En seguida nos damos cuenta de que se «han perdido los valores». ¿Cuáles y en qué medida?. Eso depende del motivo de la rabieta. Pueden ser universales idealistas, como la Honradez, el Gusto por el Trabajo Bien Hecho, pueden ser más concretamente políticos como la Conciencia de Clase o el Espíritu Revolucionario.

A esto hay que añadir el Foso Generacional y los discursos de Aznar despreciando groseramente los que fueron nuestros grandes impulsos sociopolíticos, el progresismo, el debate y la pancarta. Y nos llaman trasnochados, ahora que no podemos asistir a un macroconcierto o festival lúdico benéfico sin mirar disimuladamente el reloj porque nos cuesta madrugar.

Así no hay quien conserve el buen humor ni quien se conforme con el papel de abuelito de Heidi, sobre todo ahora que nos quieren meter (a los abuelos) en las batallas matrimoniales de nuestros hijos a cuenta de nuestros nietos.

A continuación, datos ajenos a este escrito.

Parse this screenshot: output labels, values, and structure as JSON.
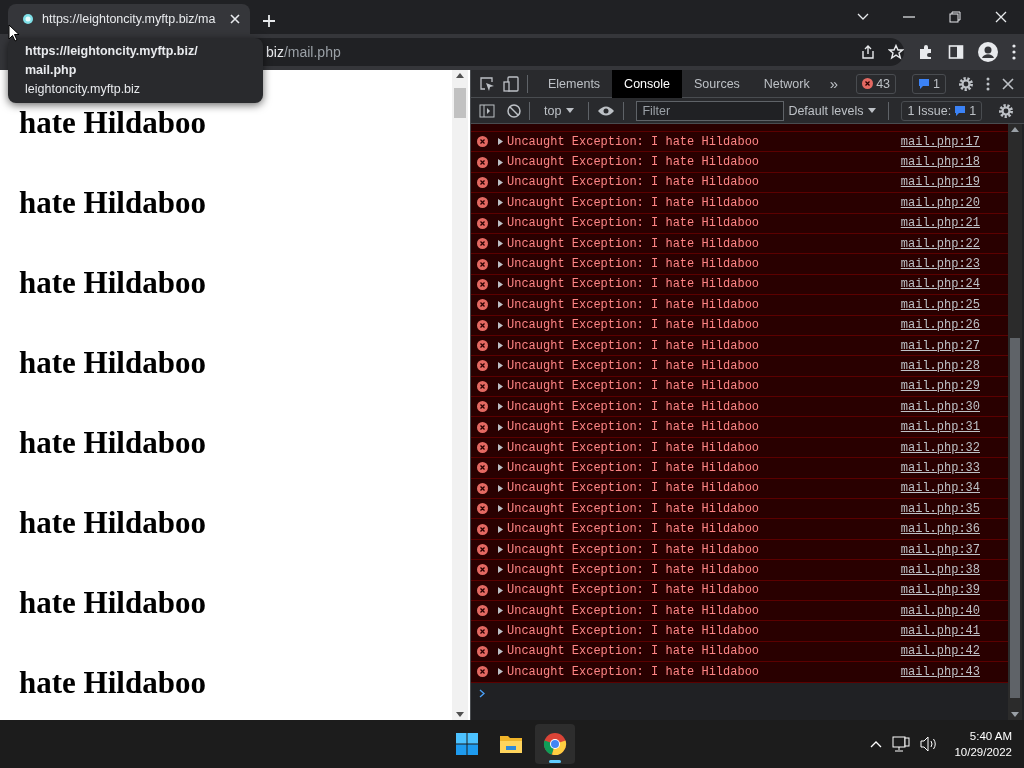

Pero la rabia supera reumas y anquilosamientos. Volvemos a luchar por el valor de la Palabra, receptáculo mínimo aunque indispensable de la Comunicación. Y ya empezamos a oír testimonios de cincuentones (que todavía trabajan pese a la tendencia prejubilatoria de estos Tiempos Modernos) expresando su malestar, su disconformidad con lo que está sucediendo, con esta Política de bajo perfil y esta Economía de alta especulación.

El que avisa no es traidor. Como los «panteras grises» volvamos a la asamblea y a la multicopista se van a enterar de lo que es un análisis concreto de una realidad concreta en un momento concreto.